Size exclusion questions

[ScottHorn]

Hi,
I work in a lab that deals primarily with antibodies and antibody-fluorochrome conjugates. We're in the process of building a protein purification system. We're going with the modular route as opposed to buying a complete system (cheaper and easier to customize). We're also packing our own columns as opposed to buying prepacked. This has led to some questions. Since I have quite a few I'll put them in a list.

1. I've used superdex 200 in the past, and like the resolution. The problem is that some of our conjugates are around 800kD or larger, so with superdex those elute as one giant peak before everything else. I'm considering sephacryl 300 (fractionates up to 1500kD). Using the same column will I see a substantial loss of resolution with sephacryl as opposed to superdex?

2. Are there newer size exclusion media that perform better than sephacryl and superdex in this situation? (globular proteins between 150-1000kD, 10-500 mg scale) What about toyopearl, superose, etc?

3. When packing sephacryl into a column, I understand that one must use a packing reservoir to pack the column in order to avoid having to add media multiple times as the bed settles. What are the downsides of adding media, packing, adding more media, and packing again without using the reservoir?

4. Has anyone used the "Clarity" chromatography software package? Any complaints or comments on it, with regard to size exclusion chromatography?

Thanks for any advice you can share. I really enjoy playing with all my new "toys", but I want to avoid learning through trial and error where I can.

Scott Horn

[HW Mueller]

A search of this forum and catalogs (of course including the internet) should show very nicely what modern SEC can do. I sort of went in the other direction, separating Fab from Mab using a high resolution silica based column (from Tosoh, don´t have the name in the head, but it is mentioned in this forum many times).
I wonder whether you already have some experience with conjugates, no problem with dissociation on the chromatography timescale?

[ScottHorn]

I've been to plenty of manufacturers wesbites, and searched the archives of this forum, but I'm having trouble finding some of the answers I seek. Mainly I'm curious if anyone has used the media I currently use as well as the newer media, and can offer a comparison of their performance when it comes to the types of molecules I want to separate.
As for your question about the conjugates, I've been conjugating everything you can imagine to lots of different antibodies for about three years now. For most of our run-of-the-mill conjugations we covalently bond the fluorescent molecule (be it a 240kd protein, or a small 400mw molecule) to the antibody. We have product that we've observed to be stable for up to 4 years, so the timeframes involved in chromatography are no problem. The antibodies (usually the mAbs) tend to start falling apart or aggregating long before the linkers fall apart.

[Fred Tepper]

At PREP 09 We will be reporting on a new LC media based on nano alumina fibers in a non-woven structure. The nano alumina (AlOOH) is the same as approved by FDA for use as vaccine adjuvants. It can separate live virus from each other by chromatography at a pressure about 1 bar and at a rather high flux. We have done no work with antibodies.

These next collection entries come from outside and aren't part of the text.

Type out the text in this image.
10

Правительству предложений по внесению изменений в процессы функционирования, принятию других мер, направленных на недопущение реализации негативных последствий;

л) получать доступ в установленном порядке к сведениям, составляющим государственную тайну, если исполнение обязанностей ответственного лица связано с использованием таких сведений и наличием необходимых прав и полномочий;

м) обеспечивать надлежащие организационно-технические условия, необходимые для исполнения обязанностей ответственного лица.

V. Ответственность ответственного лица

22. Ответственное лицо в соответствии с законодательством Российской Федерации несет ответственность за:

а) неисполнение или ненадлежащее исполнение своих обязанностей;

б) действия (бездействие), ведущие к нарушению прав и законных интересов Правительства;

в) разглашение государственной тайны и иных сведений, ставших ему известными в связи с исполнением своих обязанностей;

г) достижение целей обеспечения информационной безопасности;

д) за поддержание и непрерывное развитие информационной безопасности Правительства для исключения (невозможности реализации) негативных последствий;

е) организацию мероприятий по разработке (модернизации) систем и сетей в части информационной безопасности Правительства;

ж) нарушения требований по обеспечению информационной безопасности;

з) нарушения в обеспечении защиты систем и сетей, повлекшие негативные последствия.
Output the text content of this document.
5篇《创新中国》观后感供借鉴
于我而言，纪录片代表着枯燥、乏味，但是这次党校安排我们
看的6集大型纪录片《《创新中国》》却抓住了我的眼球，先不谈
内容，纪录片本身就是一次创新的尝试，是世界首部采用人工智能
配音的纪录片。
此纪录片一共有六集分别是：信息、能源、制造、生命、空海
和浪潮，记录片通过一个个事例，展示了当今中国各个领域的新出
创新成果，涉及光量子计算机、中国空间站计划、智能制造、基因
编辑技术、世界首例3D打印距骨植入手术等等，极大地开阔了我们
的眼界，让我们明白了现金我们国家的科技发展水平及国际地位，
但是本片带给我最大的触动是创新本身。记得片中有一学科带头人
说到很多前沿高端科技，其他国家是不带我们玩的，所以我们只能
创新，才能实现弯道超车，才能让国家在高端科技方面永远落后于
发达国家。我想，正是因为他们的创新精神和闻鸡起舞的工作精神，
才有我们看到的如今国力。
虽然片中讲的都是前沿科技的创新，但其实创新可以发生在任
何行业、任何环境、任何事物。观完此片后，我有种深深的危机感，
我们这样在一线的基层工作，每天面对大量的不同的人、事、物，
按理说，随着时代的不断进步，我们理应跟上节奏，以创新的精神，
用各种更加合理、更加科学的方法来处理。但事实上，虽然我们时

The nano alumina is tethered to a microglass scaffold. The zeta potential is +50 mv at pH 7. Because the nano alumina is in the form of 2 nm diameter fibers, the charge density is rather high. Virtually all of these fibers are exposed to the moving phase as compared to the claimed surface area of porous beads. The attached AlOOH fibrilles can be functionalized via a number of routes.

Because it is a non-woven structure, packing of spheres is not necessary. And because this is a spin-off of a maturing technology in filtration, its cost is projected to be far below that of a packed HPLC column. Once developed for a process, the likelihood of low cost disposable columns is likely.

[ScottHorn]

So is this a type of size exclusion media? What kind of fractionation range does it have? This sounds more like an advertisement than an answer to the question I posed. It sounds like an interesting technology, but I'm not sure if it's what I'm looking for.

[Fred Tepper]

The media does not use size exclusion, except for very large bacteria. It has a 2 micron pore size. It separates because the media is charged and it is capable of filtering out even virus,, and at a high flux. While still in it infancy, we are exercising this filter media for chromatographic separation, focusing on separating virus from each other. It may be amenable to separating antibodies. The active component is AlOOH, that is the same used as an adjuvant that carries antigens in vaccines.